ZAHNIMPLANTATE haben traditionell hohe Überlebensraten, wie in der Literatur berichtet. (1) Es können jedoch Komplikationen auftreten, und es wurde berichtet, dass das Versagen und Entfernen von Zahnimplantaten im durchschnittlichen Bereich von 5% bis 12% liegt. (2) Nach dem Entfernen eines Implantats steht der Patient vor einer schwierigen Entscheidung über Ersatzoptionen. (3) Eine herausnehmbare Prothese kann eine Möglichkeit sein, ist aber oft nicht die erste Wahl der Therapie. Eine feste Teilprothese an benachbarten natürlichen Zähnen kann auch eine Behandlungsoption sein, wenn eine einzelne Implantatstelle versagt. Diese Option setzt jedoch voraus, dass der Patient der Präparation der natürlichen Zähne sowie der Abutmentzähne zustimmt, die über eine ausreichende parodontale Unterstützung verfügen, um den Kräften einer Brücke standzuhalten. In den meisten Fällen wird der Patient das ausgefallene Zahnimplantat durch die Platzierung eines anderen Implantats ersetzen.
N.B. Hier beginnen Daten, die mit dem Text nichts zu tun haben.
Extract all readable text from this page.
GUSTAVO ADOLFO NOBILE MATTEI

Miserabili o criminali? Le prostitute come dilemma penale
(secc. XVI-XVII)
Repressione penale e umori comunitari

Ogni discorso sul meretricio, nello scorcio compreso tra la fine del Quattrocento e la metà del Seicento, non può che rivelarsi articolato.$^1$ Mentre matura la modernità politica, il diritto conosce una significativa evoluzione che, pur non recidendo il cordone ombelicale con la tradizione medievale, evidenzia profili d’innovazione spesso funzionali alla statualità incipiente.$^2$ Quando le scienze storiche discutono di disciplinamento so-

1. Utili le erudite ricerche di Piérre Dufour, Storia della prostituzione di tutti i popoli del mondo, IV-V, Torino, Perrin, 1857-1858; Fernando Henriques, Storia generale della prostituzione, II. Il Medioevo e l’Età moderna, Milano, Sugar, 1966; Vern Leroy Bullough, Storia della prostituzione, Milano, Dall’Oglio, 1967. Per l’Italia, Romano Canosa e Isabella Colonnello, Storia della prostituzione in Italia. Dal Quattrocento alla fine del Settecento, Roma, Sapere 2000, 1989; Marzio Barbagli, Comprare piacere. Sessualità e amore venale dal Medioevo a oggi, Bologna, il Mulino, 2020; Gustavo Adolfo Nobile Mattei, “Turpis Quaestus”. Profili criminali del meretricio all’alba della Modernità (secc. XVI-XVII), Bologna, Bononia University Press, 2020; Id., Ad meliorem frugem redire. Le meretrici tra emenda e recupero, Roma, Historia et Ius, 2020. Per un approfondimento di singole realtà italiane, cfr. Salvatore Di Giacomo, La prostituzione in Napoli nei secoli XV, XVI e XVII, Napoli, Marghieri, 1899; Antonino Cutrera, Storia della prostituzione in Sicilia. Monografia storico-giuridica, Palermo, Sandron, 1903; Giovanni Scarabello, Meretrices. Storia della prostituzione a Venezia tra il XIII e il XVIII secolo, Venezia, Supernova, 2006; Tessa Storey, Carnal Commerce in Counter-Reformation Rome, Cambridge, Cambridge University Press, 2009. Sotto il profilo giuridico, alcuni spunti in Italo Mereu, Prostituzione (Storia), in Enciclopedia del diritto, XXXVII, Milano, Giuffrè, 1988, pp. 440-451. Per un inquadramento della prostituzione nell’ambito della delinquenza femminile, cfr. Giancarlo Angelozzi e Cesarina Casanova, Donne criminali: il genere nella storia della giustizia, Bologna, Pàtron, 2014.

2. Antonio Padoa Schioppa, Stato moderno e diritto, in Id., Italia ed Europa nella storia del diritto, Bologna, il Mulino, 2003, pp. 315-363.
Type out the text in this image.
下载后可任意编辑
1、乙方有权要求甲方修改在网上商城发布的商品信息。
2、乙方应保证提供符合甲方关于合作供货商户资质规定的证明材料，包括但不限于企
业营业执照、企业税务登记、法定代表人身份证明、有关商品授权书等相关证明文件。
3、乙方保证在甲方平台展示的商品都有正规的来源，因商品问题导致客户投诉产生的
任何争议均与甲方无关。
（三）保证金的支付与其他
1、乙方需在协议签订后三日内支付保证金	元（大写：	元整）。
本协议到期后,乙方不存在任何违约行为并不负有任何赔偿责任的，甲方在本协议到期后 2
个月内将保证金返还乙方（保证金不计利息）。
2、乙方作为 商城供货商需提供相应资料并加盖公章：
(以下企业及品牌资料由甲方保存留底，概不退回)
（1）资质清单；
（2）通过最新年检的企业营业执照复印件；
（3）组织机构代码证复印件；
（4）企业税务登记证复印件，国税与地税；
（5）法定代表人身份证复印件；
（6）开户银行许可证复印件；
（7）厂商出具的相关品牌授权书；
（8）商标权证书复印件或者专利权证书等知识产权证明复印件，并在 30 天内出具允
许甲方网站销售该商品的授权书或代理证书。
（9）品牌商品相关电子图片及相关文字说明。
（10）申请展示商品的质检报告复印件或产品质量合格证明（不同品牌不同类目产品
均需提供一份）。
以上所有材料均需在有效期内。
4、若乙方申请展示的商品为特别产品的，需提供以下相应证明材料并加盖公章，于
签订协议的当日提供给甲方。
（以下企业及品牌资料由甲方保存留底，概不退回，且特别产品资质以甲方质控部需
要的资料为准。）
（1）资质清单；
Der Ersatz eines ausgefallenen Zahnimplantats durch ein zweites Implantat weist in der Literatur unterschiedliche Überlebensraten auf und liegt Berichten zufolge im Bereich von 69% bis 91%. (4,5) Ersatzimplantate haben nicht nur geringere Erfolgsraten als die ursprünglichen Implantate, sondern erfordern auch häufig zusätzliche Weich- und / oder Hartgewebetransplantate, längere Heilungszeiten, neue Abutments / Kronen und mögliche zusätzliche finanzielle Kosten für den Patienten. Vor der Reimplantation ist die Feststellung der Ätiologie des anfänglichen Implantatversagens sicherlich gerechtfertigt. Darüber hinaus sollten Methoden zur Verbesserung der Osseointegration des Ersatzimplantats eingesetzt werden. Es folgen drei klinische Tipps, die dieser Autor verwendet, um die Überlebensrate von Zahnimplantaten nach anfänglichem Implantatversagen zu verbessern …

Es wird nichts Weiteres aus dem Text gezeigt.